- From: Matt Timmermans <mtimmerm@opentext.com>
- Date: Wed, 11 Oct 2000 18:37:44 -0400
- To: "'C. M. Sperberg-McQueen'" <cmsmcq@acm.org>, "'Henry S. Thompson'" <ht@cogsci.ed.ac.uk>
- Cc: "'Don Brutzman'" <brutzman@nps.navy.mil>, "'Frank Olken'" <olken@lbl.gov>, "'Joe D Willliams'" <JOEDWIL@earthlink.net>, "'Robert Miller'" <Robert.Miller@gxs.ge.com>, "'Jane Hunter'" <jane@dstc.edu.au>, "'X3D Contributors'" <x3d-contributors@web3d.org>, "'mpeg7-ddl'" <mpeg7-ddl@darmstadt.gmd.de>, <www-xml-schema-comments@w3.org>, <w3c-xml-schema-ig@w3.org>, <fallside@us.ibm.com>
I got this 3 times, so perhaps it's directed to too many lists, and I apologize to people who get this 3 times or more. In any case, the discrepancy is with how you generated your numbers. In Henry's case: > > wc raw64k > > 614400 614400 2457600 raw64k > > wc cooked64k > > 614400 614400 6758400 cooked64k > > > >So a factor of 2.75 larger as is > > > > gzip -c raw64k | wc > > 0 3 7218 > > gzip -c cooked64k | wc > > 0 3 23014 we see incredible compression ratios, suggesting that is numbers were all the same (probably all 0), or at least have _very_ little variation. The tagging still compresses reasonably well, though. 23014-7218 = 15796 bytes to represent all 614400 tags -- about 0.025 bytes/tag_pair.
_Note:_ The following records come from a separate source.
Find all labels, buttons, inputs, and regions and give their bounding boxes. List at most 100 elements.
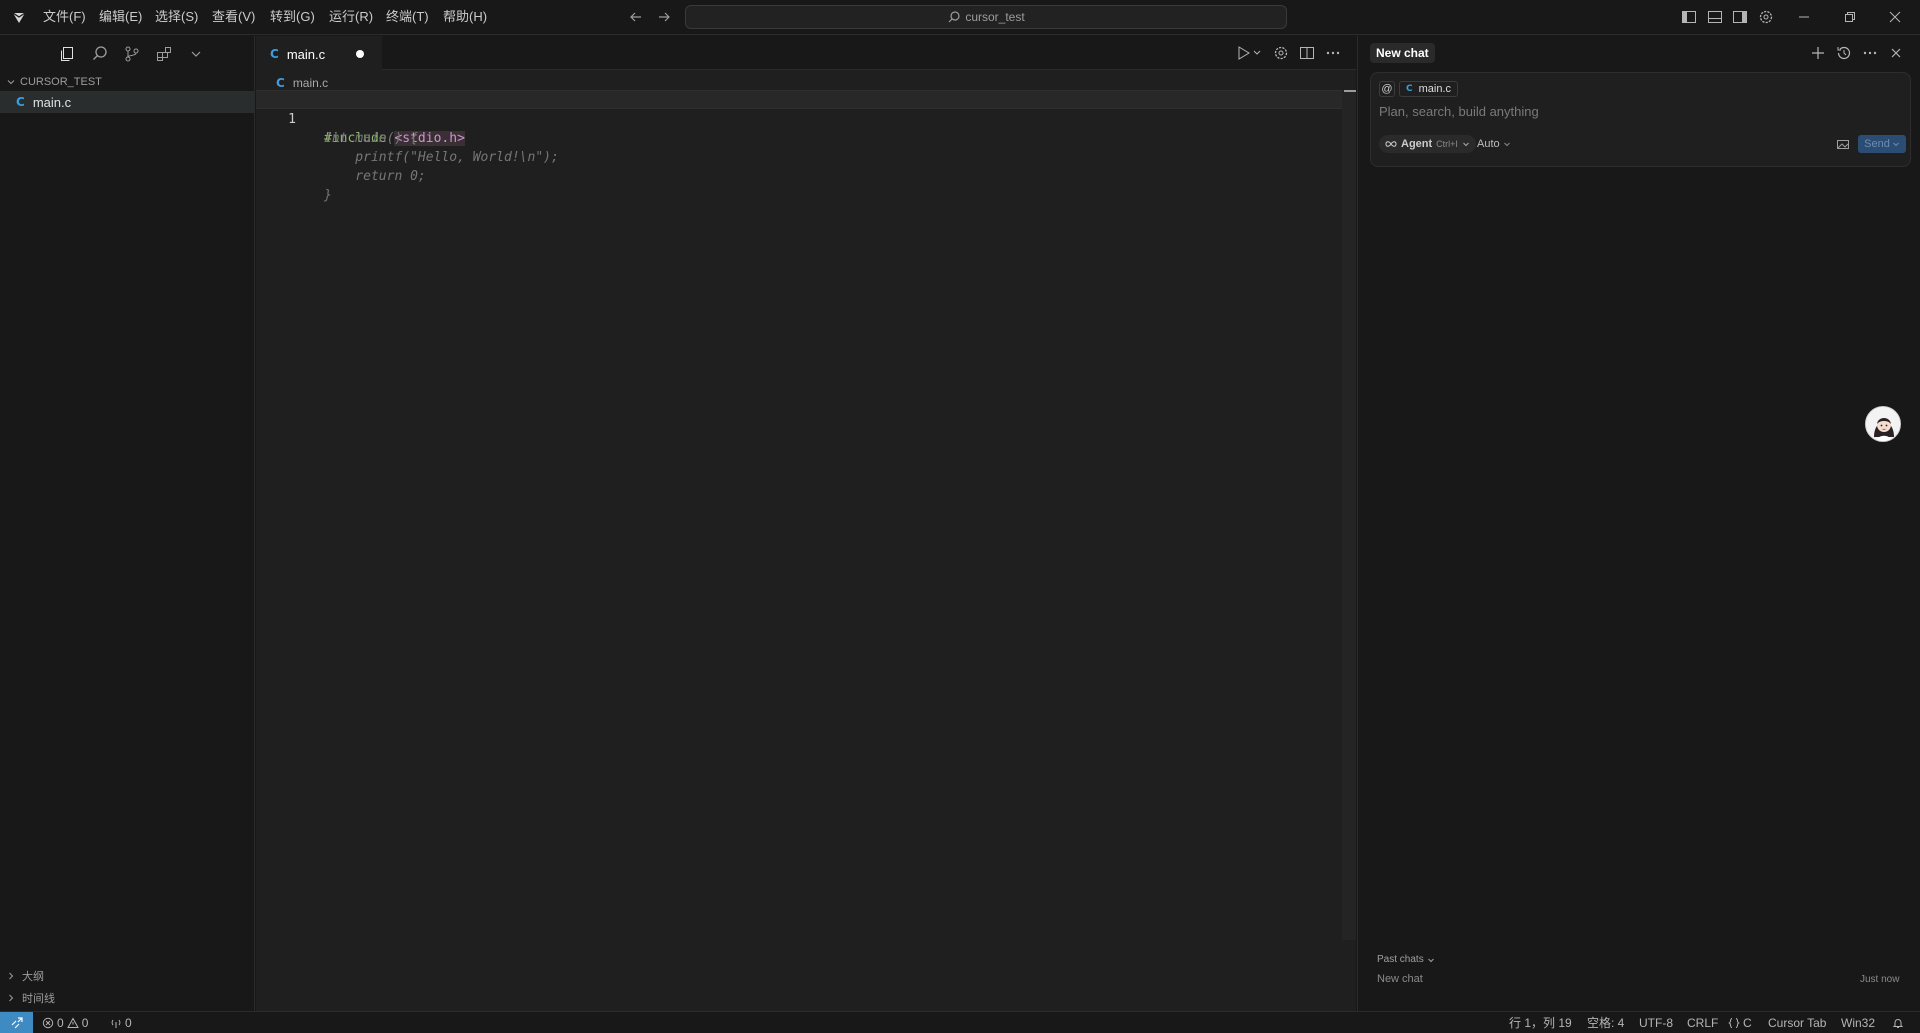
language-label: C — [1743, 1015, 1752, 1030]
forward-arrow-icon[interactable] — [656, 9, 672, 25]
past-chat-item[interactable]: New chat — [1377, 973, 1423, 985]
menu-terminal[interactable]: 终端(T) — [386, 8, 429, 26]
timeline-label: 时间线 — [22, 993, 55, 1005]
end-of-line[interactable]: CRLF — [1687, 1014, 1718, 1031]
back-arrow-icon[interactable] — [628, 9, 644, 25]
c-file-icon: C — [1406, 84, 1413, 94]
ghost-suggestion-line: int main() { — [256, 110, 1336, 146]
code-line-1[interactable]: 1 #include <stdio.h> — [256, 91, 1336, 146]
antenna-icon — [111, 1019, 121, 1028]
split-editor-icon[interactable] — [1298, 44, 1316, 62]
model-label: Auto — [1477, 138, 1500, 150]
toggle-panel-icon[interactable] — [1706, 8, 1724, 26]
cursor-tab-status[interactable]: Cursor Tab — [1768, 1014, 1826, 1031]
toggle-secondary-sidebar-icon[interactable] — [1731, 8, 1749, 26]
cursor-logo-icon — [10, 9, 28, 27]
indentation[interactable]: 空格: 4 — [1587, 1014, 1624, 1031]
agent-shortcut: Ctrl+I — [1436, 139, 1458, 149]
menu-file[interactable]: 文件(F) — [43, 8, 86, 26]
language-mode[interactable]: C — [1728, 1014, 1752, 1031]
search-icon[interactable] — [90, 44, 110, 64]
ghost-text: } — [324, 188, 332, 203]
title-bar: 文件(F) 编辑(E) 选择(S) 查看(V) 转到(G) 运行(R) 终端(T… — [0, 0, 1920, 35]
chevron-down-icon — [1427, 958, 1434, 962]
chevron-right-icon — [9, 994, 14, 1002]
chevron-down-icon[interactable] — [186, 44, 206, 64]
menu-help[interactable]: 帮助(H) — [443, 8, 487, 26]
problems-indicator[interactable]: 0 0 — [42, 1014, 88, 1031]
menu-edit[interactable]: 编辑(E) — [99, 8, 142, 26]
toggle-primary-sidebar-icon[interactable] — [1680, 8, 1698, 26]
editor-area: C main.c C main.c 1 #include <stdio.h> i… — [256, 36, 1356, 1011]
file-tree-item-main-c[interactable]: C main.c — [0, 91, 254, 113]
ports-count: 0 — [125, 1015, 132, 1030]
menu-go[interactable]: 转到(G) — [270, 8, 315, 26]
outline-section-header[interactable]: 大纲 — [6, 966, 44, 986]
cursor-position[interactable]: 行 1，列 19 — [1509, 1014, 1572, 1031]
chevron-down-icon — [7, 80, 15, 85]
menu-selection[interactable]: 选择(S) — [155, 8, 198, 26]
minimize-icon[interactable] — [1795, 8, 1813, 26]
explorer-files-icon[interactable] — [57, 44, 77, 64]
c-file-icon: C — [16, 95, 25, 109]
explorer-sidebar: CURSOR_TEST C main.c 大纲 时间线 — [0, 36, 255, 1011]
chevron-right-icon — [9, 972, 14, 980]
braces-icon — [1728, 1017, 1740, 1028]
ghost-suggestion-line: printf("Hello, World!\n"); — [256, 129, 1336, 165]
menu-run[interactable]: 运行(R) — [329, 8, 373, 26]
history-icon[interactable] — [1835, 44, 1853, 62]
restore-icon[interactable] — [1841, 8, 1859, 26]
chat-composer: @ C main.c Plan, search, build anything … — [1370, 72, 1911, 167]
avatar[interactable] — [1865, 406, 1901, 442]
timeline-section-header[interactable]: 时间线 — [6, 988, 55, 1008]
warning-count: 0 — [81, 1015, 89, 1030]
past-chats-toggle[interactable]: Past chats — [1377, 954, 1435, 965]
ports-indicator[interactable]: 0 — [110, 1014, 132, 1031]
explorer-section-header[interactable]: CURSOR_TEST — [6, 72, 102, 92]
editor-scrollbar[interactable] — [1342, 90, 1356, 940]
context-file-chip[interactable]: C main.c — [1399, 81, 1459, 97]
infinity-icon — [1385, 141, 1397, 147]
platform-indicator[interactable]: Win32 — [1841, 1014, 1875, 1031]
breadcrumb-file: main.c — [292, 76, 329, 90]
image-attach-icon[interactable] — [1835, 136, 1851, 152]
source-control-icon[interactable] — [122, 44, 142, 64]
editor-tab-bar: C main.c — [256, 36, 1356, 71]
more-actions-icon[interactable] — [1324, 44, 1342, 62]
unsaved-dot-icon[interactable] — [356, 50, 364, 58]
command-center-search[interactable]: cursor_test — [685, 5, 1287, 29]
past-chat-time: Just now — [1860, 974, 1900, 985]
send-button[interactable]: Send — [1858, 135, 1906, 153]
tab-label: main.c — [286, 46, 326, 62]
chat-tab-title[interactable]: New chat — [1370, 43, 1435, 63]
chevron-down-icon — [1503, 142, 1510, 147]
ghost-suggestion-line: } — [256, 167, 1336, 203]
chat-input[interactable]: Plan, search, build anything — [1379, 104, 1539, 119]
gear-icon[interactable] — [1757, 8, 1775, 26]
error-count: 0 — [57, 1015, 64, 1030]
encoding[interactable]: UTF-8 — [1639, 1014, 1673, 1031]
model-selector[interactable]: Auto — [1477, 135, 1511, 153]
ai-chat-panel: New chat @ C main.c Plan, search, build … — [1357, 36, 1920, 1011]
warning-icon — [66, 1016, 79, 1028]
past-chats-label: Past chats — [1377, 954, 1424, 965]
extensions-icon[interactable] — [154, 44, 174, 64]
run-debug-icon[interactable] — [1234, 44, 1264, 62]
remote-indicator-icon[interactable] — [0, 1012, 33, 1033]
add-context-at-button[interactable]: @ — [1379, 81, 1395, 97]
gear-icon[interactable] — [1272, 44, 1290, 62]
notifications-bell-icon[interactable] — [1892, 1014, 1904, 1031]
new-chat-plus-icon[interactable] — [1809, 44, 1827, 62]
chevron-down-icon — [1463, 142, 1469, 147]
close-icon[interactable] — [1886, 8, 1904, 26]
send-label: Send — [1864, 138, 1890, 150]
close-icon[interactable] — [1887, 44, 1905, 62]
c-file-icon: C — [270, 47, 279, 61]
command-center-label: cursor_test — [965, 10, 1025, 24]
menu-view[interactable]: 查看(V) — [212, 8, 255, 26]
more-actions-icon[interactable] — [1861, 44, 1879, 62]
chevron-down-icon — [1892, 142, 1899, 147]
ghost-suggestion-line: return 0; — [256, 148, 1336, 184]
agent-mode-dropdown[interactable]: Agent Ctrl+I — [1379, 135, 1476, 153]
outline-label: 大纲 — [22, 971, 44, 983]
Again, this is possible due to the incredible uniformity in the file. Michael's stats are more realistic: > RAW > Size of matrix Untagged Tagged Ratio tagged/untagged > 1000 by 1000 6,887,949 19,902,978 2.889 > COMPRESSED > 1000 by 1000 2,771,874 3,236,422 1.167 Micheal's numbers are random, and can only be compressed because they don't use the entire 8-bit character set. The result is closer to typical for numeric data -- about 2.6 bits/symbol. Real numeric data will often compress to about 2 bits/symbol. And here we see about 0.46 bytes/tag_pair spent in the compressed file. It's a lot more than in Henry's, but still pretty reasonable. Henry did so much better only because of the way gzip works by looking for repeated strings. Micheal's tags repeat, but entire Henry's file has very large repeating sections. Michael has to spend the extra bits to indicate where the tags go. In actual practice, for uniform coding of integer arrays and matrices, you can probably expect to spend about 0.2 bytes/tag_pair, if you're careful to tag every integer in exactly the same way. Micheal appears to use more only because, as he said, his tagging also indicates row boundaries, while the raw markup did not.
Received on Wednesday, 11 October 2000 18:39:13 UTC